On our second trip to Leadville, we chose Turquoise Lake. The trail is 11 miles long out and back and hugs the lake offering gorgeous views of the lake itself and the mountains which surround it. Great for social distancing once you get past the first mile which is dotted by boat ramps, camp grounds and stony and sandy beaches. Contactless cash payment required to park in the boat ramp lot at the head of the path, so bring a few George Washingtons along. We had to turn early due to some ominous looking high altitude skies but it was a lovely day nonetheless.

On Highway 91 between Copper Mountain and I-70 and Leadville you’ll find the Clinton Gulch Dam Reservoir. Parking lots sit abreast of each side of the highway end and a loop (a small portion of it right along the highway) runs around it through forest, marsh lands and meadow. The trail on a partly sunny turned cloudy and thunderstorming Sunday morning was sparsely trafficked except for fishing on either end near the parking lots. Its a beautiful and short loop with stunning views of Atlantic Peak and Quandary Peak (another 14’er, and the first – to date, only – I’ve summited).

On our fourth foray into Leadville’s surrounds we discovered Vance’s cabin. The trailhead departs from the parking lot for Ski Cooper. You pass streamside along a closed road for the first quarter mile then cross the stream cutting through high alpine pastures and fields and up into the woods. You climb about 1,000 vertical feet and come upon the telltale signs of a cabin construction area at the top of a hill adorned with dozens of tree stumps. The views of the mountains surrounding the cabin are stunningly brilliant. We were quite surprised (of course a quick Google pre-hike would have eliminated all suspense) that the cabin itself, built in 1980, was not some abandoned and run down former cabin and is part of the 10th Mountain Division hut network (more info here). After enjoying lunch at the cabin’s picnic table we turned for home, one of our best summer excursions and explorations complete.

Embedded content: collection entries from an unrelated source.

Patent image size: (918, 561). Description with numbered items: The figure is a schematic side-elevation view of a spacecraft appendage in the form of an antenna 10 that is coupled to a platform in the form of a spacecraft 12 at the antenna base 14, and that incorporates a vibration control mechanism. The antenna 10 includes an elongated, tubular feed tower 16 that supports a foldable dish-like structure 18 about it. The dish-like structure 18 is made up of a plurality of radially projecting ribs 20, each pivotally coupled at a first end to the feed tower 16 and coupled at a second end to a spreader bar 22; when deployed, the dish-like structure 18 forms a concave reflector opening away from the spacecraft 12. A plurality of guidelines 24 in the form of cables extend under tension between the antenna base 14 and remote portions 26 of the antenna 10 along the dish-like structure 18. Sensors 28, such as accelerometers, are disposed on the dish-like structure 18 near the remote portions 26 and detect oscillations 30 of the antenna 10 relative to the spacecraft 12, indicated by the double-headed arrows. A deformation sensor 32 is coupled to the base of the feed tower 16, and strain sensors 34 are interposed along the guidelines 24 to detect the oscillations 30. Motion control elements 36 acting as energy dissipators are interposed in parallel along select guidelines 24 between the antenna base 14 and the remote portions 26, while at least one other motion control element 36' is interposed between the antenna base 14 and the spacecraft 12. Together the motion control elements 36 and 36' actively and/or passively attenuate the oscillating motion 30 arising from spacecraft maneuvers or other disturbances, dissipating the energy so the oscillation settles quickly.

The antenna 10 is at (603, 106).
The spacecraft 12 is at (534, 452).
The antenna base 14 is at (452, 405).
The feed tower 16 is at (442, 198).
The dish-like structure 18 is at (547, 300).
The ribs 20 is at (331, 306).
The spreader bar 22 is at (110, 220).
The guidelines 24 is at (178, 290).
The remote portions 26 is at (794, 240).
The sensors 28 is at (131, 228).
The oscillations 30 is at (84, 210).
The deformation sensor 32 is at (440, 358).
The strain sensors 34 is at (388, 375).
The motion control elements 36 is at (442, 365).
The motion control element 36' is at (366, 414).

Speaking of the 10th Mountain Division…. We explored Camp Hale on a Sunday afternoon. We started out on the Kokomo Pass trail (part of the Colorado Trail which runs from Durango to Denver) but there were too many mountain bikers and runners for our current social distancing standards. We settled down for lunch near an old homesteaders cabin but were interrupted by a rattlesnake (we are pretty sure, we didn’t stick around to gather any DNA) and tried a dirt road up to a cabin only to be surrounded by dirt bikes. Despite our failed attempts, the valley is beautiful and it’s easy (and somewhat awe inspiring) to imagine those heroes of World War II training in these surrounds. Unfortunately, the kiosks describing Camp Hale along Highway 24 are so weathered and damaged its hard to read their contents.

The Leadville area offers many varying hiking and recreational options, is intensely beautiful and is a cool town to boot. There are lots of more aggressive hikes, but if you’re looking to take it a little easier and trying to be more alone the ones we choose were great.